I'm no expert in field, but my Googling has so far only returned services that allow you to generate thumbnails and not full-size screenshots (like the few mentioned here). If there are hosted services out there that will do this for you, I wasn't able to find them easily.
So, that leaves #2. For this, my first instinct was to look for a ruby library that could generate an image from a webpage, which quickly led me to IMGKit (there may be others, but this one looked clean and simple). With this library, you can easily pass in a URL and it will use the webkit engine to generate a screenshot of the page for you. From there, I would save it to wherever your assets are stored (like Amazon S3) using a file attachment gem like Paperclip or CarrierWave (railscast). Store your attachment with a field recording the original URL you passed to IMGKit from WSAPI (Web Search API) so that you can compare against it on subsequent searches and use the cached version instead of re-rendering the preview. You can also use the created_at field for your attachment model to throw in some "if older than x days, refresh the image" type logic. Lastly, I'd put this all in a background job using something like resque (railscast) so that the user isn't blocked when waiting for screenshots to render. Pass the array of returned URLs from WSAPI to background workers in resque that will generate the images via IMGKit--saving them to S3 via paperclip/carrierwave, basically. All of these projects are well-documented, and the Railscasts will walk you through the basics of the resque and carrierwave gems.
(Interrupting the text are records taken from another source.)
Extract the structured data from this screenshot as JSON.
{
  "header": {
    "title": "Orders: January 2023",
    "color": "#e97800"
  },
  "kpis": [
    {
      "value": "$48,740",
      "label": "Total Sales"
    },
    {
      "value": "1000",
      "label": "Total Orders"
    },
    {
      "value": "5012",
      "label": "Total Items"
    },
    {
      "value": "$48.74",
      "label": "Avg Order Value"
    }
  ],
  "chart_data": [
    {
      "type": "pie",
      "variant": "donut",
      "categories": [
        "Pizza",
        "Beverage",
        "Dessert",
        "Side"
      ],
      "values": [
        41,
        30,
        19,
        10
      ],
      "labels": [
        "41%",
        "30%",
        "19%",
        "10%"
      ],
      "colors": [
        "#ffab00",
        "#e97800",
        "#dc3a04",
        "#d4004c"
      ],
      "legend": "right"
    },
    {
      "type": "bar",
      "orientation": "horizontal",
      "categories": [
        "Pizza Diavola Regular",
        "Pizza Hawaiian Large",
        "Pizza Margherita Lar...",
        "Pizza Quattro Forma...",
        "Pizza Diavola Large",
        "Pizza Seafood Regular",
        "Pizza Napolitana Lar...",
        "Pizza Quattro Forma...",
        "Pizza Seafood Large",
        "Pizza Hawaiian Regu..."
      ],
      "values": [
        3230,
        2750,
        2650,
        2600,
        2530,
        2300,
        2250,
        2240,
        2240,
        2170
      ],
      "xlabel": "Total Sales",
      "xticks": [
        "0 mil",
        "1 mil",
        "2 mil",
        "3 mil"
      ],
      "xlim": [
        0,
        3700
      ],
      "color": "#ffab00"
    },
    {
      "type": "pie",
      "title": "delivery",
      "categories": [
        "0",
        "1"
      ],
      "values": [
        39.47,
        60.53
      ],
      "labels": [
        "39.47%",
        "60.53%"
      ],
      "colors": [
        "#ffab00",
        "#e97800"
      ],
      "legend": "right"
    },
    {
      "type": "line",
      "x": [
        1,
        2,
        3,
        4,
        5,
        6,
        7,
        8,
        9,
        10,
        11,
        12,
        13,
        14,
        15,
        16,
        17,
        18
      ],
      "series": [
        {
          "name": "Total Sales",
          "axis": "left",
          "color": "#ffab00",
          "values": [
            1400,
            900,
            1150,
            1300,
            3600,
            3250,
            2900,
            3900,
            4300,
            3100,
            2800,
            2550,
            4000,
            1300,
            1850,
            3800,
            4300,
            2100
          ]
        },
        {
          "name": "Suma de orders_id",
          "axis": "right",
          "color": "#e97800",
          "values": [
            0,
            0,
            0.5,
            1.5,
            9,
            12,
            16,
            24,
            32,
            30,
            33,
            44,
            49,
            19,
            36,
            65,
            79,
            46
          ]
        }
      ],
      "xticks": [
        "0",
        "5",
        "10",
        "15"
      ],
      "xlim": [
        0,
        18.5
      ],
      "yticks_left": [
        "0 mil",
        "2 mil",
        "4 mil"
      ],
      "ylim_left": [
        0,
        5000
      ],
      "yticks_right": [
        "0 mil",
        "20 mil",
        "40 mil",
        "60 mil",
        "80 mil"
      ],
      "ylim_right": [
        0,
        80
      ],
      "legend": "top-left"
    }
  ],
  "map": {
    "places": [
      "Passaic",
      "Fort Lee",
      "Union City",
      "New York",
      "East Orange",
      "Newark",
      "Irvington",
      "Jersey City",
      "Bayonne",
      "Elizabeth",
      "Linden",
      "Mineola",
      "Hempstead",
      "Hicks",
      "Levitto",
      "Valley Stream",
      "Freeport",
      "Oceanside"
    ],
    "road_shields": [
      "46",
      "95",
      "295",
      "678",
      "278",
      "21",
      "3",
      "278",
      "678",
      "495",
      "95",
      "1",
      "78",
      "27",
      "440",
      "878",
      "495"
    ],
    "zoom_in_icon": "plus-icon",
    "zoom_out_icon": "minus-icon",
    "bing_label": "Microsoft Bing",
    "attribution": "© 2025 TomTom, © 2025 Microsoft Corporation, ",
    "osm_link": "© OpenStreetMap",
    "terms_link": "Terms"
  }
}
I haven't crunched the numbers, but you can against hosting the images yourself on S3 versus any other external provider of web thumbnail generation. Of course, doing it yourself gives you full control over how the image looks (quality, format, etc.), whereas most of the services I've come across only offer a small thumbnail, so there's something to be said for that. If you don't cache the images from previous searches, then your costs reduces even further, since you'll always be rendering the images on the fly. However I suspect that this won't scale very well, as you may end up paying a lot more for server power (for IMGKit and image processing) and bandwidth (for external requests to fetch the source HTML for IMGKit). I'd be sure to include some metrics in your project to attach some exact numbers to the kind of requests you're dealing with to help determine what the subsequent costs would be.
Anywho, that would be my high-level approach. I hope it helps some.
Screen shotting web pages reliably is extremely hard to pull off. The main problem is that all the current solutions (khtml2png, CutyCapt, Phantom.js etc) are all based around QT which provides access to an embedded Webkit library. However that webkit build is quite old and with HTML5 and CSS3, most of the effects either don't show, or render incorrectly.
One of my colleagues has used most, if not all, of the current technologies for generating screenshots of web pages for one of his personal projects. He has written an informative post about it here about how he now uses a SaaS solution instead of trying to maintain a solution himself.
The TLDR version; he now uses URL2PNG to do all his thumbnail and full size screenshots. It isn't free, but he says that it does the job for him. If you don't want to use them, they have a list of their competitors here.